Training GAMCR is much more efficient when some computations are made offline (before lauching training). To process the data, you should use the following script:
    

In [None]:
import pandas as pd
import numpy as np
import sys
sys.path.append('YOUR PATH TO GAMCR')
import GAMCR

for site in ['Basel_notflashy']: 
    model = GAMCR.model.GAMCR(features = {'date':True})    
    save_folder = './{0}/data/'.format(site)
    datafile = './{0}/data_{0}.txt'.format(site)
    model.save_batch(save_folder, datafile)

# 3.A Training a model with predefined hyperparameters

As explained in our paper, GAMCR consider two regularization parameters. If you decide to set yourself the values of this parameters, then you can use the code below to train the model.


In [None]:
import pandas as pd
import numpy as np
import sys
sys.path.append('/mydata/watres/quentin/code/FLOW/hourly_analysis/')
import GAMCR

station = 'Basel'
mode = 'notflashy'
model_ghost = GAMCR.model.GAMCR(lam=0.1)
save_folder = './{0}_{1}/data/'.format(station, mode)
X, matJ, y, timeyear, dates = model_ghost.load_data(save_folder, max_files=96)


# Hyperparameter 1: control the smoothnees of the coefficients with respect to the different features
lam = 0.0005

# Hyperparameter 2: control the smoothness of the transfer functions
global_lam = 0.1

model = GAMCR.model.GAMCR(lam=lam)
model.load_model('./{0}_{1}/data/params.pkl'.format(station, mode), lam=lam)
save_folder = './{0}_{1}/'.format(station, mode)
name_model = '{0}_{1}_best_model'.format(station, mode)
loss = model.train(X, matJ, y, dates=dates, lr=1e-1, max_iter=10000, warm_start=False, save_folder=save_folder, name_model=name_model, normalization_loss=1, lam_global = global_lam)

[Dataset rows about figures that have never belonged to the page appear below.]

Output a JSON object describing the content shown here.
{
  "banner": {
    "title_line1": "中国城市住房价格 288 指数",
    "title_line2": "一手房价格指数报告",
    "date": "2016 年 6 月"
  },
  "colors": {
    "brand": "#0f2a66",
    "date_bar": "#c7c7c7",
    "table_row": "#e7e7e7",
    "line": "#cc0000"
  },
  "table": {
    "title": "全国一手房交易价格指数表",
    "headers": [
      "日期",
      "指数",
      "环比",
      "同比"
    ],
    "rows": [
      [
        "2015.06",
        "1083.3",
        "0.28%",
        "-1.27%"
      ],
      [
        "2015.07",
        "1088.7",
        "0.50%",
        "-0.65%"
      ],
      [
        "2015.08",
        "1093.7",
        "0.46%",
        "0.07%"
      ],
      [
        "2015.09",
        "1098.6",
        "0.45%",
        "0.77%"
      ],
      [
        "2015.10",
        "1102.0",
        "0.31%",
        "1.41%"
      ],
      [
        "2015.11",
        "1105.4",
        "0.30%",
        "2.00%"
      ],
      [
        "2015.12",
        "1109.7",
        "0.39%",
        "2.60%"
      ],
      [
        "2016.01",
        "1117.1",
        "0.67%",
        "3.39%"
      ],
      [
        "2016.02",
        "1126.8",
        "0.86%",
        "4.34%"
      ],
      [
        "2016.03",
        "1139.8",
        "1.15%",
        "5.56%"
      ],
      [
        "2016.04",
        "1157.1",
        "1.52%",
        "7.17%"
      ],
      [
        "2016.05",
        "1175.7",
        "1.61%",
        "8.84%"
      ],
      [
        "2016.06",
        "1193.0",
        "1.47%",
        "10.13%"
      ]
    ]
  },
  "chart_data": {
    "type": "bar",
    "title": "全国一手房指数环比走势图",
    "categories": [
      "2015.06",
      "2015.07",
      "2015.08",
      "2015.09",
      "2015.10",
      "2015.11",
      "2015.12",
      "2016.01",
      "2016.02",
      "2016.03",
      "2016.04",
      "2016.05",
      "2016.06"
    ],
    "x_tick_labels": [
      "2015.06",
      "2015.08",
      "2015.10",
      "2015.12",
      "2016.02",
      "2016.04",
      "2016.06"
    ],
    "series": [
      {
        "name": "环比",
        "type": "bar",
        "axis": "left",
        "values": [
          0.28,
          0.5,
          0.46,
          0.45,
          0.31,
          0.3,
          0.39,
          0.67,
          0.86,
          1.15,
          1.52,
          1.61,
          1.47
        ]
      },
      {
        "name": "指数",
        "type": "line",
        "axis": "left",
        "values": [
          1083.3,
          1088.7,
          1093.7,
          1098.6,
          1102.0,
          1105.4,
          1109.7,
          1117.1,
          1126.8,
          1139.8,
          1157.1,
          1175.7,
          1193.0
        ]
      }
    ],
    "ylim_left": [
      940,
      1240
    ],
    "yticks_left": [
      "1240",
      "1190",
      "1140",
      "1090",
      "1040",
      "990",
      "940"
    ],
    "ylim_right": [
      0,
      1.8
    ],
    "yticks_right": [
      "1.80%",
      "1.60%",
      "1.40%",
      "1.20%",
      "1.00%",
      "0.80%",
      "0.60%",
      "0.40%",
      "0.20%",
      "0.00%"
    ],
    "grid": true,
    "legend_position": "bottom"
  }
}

# 3.B Training a model selecting hyperparameters with cross validation

In case you would like to optimize the selection of the hyperparamters, you can launch the script `CV_model.py` which will train the model for different values of the hyperparameters (located on a 2D grid).

Once all models are trained, you can investigate the results yourself to find the best one and use the script `find_best_model_CV.py` to use an automated processure to find the best model.